The FASB’s standards are recognized as authoritative by many other organizations, including state Boards of Accountancy and the American Institute of CPAs (AICPA). The FASB develops and issues standards through a process that includes exposure of proposed standards to public comment.

The Board is composed of seven full-time members, who are required to sever all ties with the firms or institutions they served before joining the FASB. This requirement is intended to ensure the impartiality and independence of the Board.

The FASB is part of a structure that is independent of all other business and professional organizations. This structure also includes the Financial Accounting Foundation (FAF) and the Financial Accounting Standards Advisory Council (FASAC). The FAF is responsible for overseeing, funding, and selecting the members of the FASB. The FASAC advises the FASB on strategic issues, project priorities, and other matters that affect standard setting.

Example of the Financial Accounting Standards Board

Let’s look at an example of how the Financial Accounting Standards Board (FASB) impacts financial reporting.

One of the significant changes issued by the FASB is the update to the revenue recognition standard, ASC 606 – Revenue from Contracts with Customers. This standard was issued in May 2014, and it changed the way companies recognize revenue from customer contracts.

Before this standard was introduced, there were various different models for recognizing revenue, which sometimes led to inconsistent reporting among companies. The goal of the new standard was to streamline the process of revenue recognition and make it consistent across industries.

Under ASC 606, companies follow a five-step model to recognize revenue:

  • Identify the contract with a customer.
  • Identify the performance obligations in the contract.
  • Determine the transaction price.
  • Allocate the transaction price to the performance obligations in the contract.
  • Recognize revenue when (or as) the company satisfies a performance obligation.
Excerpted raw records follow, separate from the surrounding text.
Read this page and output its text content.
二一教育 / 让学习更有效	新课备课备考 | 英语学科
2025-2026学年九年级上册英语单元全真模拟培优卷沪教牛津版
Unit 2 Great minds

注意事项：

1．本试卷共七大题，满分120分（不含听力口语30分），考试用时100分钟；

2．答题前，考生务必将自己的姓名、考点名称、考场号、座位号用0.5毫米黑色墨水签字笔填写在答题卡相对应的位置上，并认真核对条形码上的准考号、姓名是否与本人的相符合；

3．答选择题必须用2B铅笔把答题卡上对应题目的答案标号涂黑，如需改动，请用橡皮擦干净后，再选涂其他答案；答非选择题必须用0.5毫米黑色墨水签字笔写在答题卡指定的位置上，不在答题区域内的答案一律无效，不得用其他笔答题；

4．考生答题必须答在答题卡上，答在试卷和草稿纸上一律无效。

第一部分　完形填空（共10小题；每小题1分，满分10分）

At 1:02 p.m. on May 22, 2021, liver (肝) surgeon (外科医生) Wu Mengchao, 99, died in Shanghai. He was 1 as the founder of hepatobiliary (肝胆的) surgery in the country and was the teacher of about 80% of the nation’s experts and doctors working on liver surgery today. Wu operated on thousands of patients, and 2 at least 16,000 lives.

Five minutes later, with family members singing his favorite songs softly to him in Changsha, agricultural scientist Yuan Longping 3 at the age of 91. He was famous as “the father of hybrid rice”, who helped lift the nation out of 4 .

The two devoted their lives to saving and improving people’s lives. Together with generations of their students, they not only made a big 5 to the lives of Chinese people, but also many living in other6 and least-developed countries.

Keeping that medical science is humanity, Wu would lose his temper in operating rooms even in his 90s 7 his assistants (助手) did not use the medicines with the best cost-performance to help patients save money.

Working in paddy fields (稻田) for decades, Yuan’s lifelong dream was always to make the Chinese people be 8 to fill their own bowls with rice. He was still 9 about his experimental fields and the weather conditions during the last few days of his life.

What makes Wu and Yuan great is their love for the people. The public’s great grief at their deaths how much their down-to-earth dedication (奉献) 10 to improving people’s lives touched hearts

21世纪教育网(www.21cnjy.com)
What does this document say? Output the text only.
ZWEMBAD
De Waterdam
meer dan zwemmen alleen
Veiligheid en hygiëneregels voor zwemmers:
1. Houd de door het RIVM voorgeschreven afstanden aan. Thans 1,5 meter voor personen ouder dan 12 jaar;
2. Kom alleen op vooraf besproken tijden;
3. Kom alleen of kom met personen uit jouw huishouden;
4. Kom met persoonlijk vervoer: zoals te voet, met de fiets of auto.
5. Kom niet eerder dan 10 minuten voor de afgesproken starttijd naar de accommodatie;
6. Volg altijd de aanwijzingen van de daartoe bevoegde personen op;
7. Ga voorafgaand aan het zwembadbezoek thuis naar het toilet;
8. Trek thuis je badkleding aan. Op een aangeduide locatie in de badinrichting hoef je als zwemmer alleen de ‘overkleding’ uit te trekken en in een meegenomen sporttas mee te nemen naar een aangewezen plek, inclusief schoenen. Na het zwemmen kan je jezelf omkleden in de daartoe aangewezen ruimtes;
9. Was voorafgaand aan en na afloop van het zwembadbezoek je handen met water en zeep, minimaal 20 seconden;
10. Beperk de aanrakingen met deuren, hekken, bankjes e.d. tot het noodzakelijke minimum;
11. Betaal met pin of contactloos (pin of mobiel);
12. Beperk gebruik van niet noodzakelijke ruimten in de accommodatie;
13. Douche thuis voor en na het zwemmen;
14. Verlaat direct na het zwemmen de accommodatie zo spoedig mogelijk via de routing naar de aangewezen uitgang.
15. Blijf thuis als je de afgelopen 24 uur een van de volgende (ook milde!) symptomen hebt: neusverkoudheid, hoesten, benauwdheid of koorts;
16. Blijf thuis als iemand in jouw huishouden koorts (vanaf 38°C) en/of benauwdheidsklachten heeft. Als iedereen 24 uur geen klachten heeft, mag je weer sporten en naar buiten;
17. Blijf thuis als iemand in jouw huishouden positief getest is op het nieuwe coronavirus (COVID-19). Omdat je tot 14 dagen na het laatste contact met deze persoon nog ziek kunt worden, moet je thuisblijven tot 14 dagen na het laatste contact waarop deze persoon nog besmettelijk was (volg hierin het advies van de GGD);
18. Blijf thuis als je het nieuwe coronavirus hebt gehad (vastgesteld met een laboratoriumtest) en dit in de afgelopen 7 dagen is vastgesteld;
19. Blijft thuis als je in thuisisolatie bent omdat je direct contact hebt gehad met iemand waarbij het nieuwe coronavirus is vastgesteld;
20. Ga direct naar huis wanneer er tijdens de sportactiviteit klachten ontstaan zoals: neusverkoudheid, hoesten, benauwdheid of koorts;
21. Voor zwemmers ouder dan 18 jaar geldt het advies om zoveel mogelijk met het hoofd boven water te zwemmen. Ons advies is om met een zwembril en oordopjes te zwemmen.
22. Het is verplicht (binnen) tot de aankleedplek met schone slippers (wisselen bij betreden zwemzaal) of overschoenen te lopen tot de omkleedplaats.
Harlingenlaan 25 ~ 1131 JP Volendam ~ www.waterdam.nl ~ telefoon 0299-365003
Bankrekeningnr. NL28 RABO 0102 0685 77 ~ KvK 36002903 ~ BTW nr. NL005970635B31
Let’s consider a simple example:

A software company, TechSoft Inc., enters into a contract with a customer to provide a software license and one year of customer support for a total price of $1200. In this case, TechSoft would identify two separate performance obligations: providing the software license and providing customer support.

If TechSoft estimates the standalone selling price of the software license as $1000 and the customer support as $300, it will allocate the transaction price ($1200) between the two performance obligations based on their relative standalone selling prices.

This results in $857 allocated to the software license ([$1000/$1300] x $1200) and $343 to the customer support ([$300/$1300] x $1200). TechSoft would recognize the $857 as revenue immediately upon transferring the software license to the customer, while the $343 would be recognized as revenue evenly over the year of providing customer support.

This is a simplified example, and actual situations could be much more complex, but it shows how FASB’s standards guide the process of financial reporting.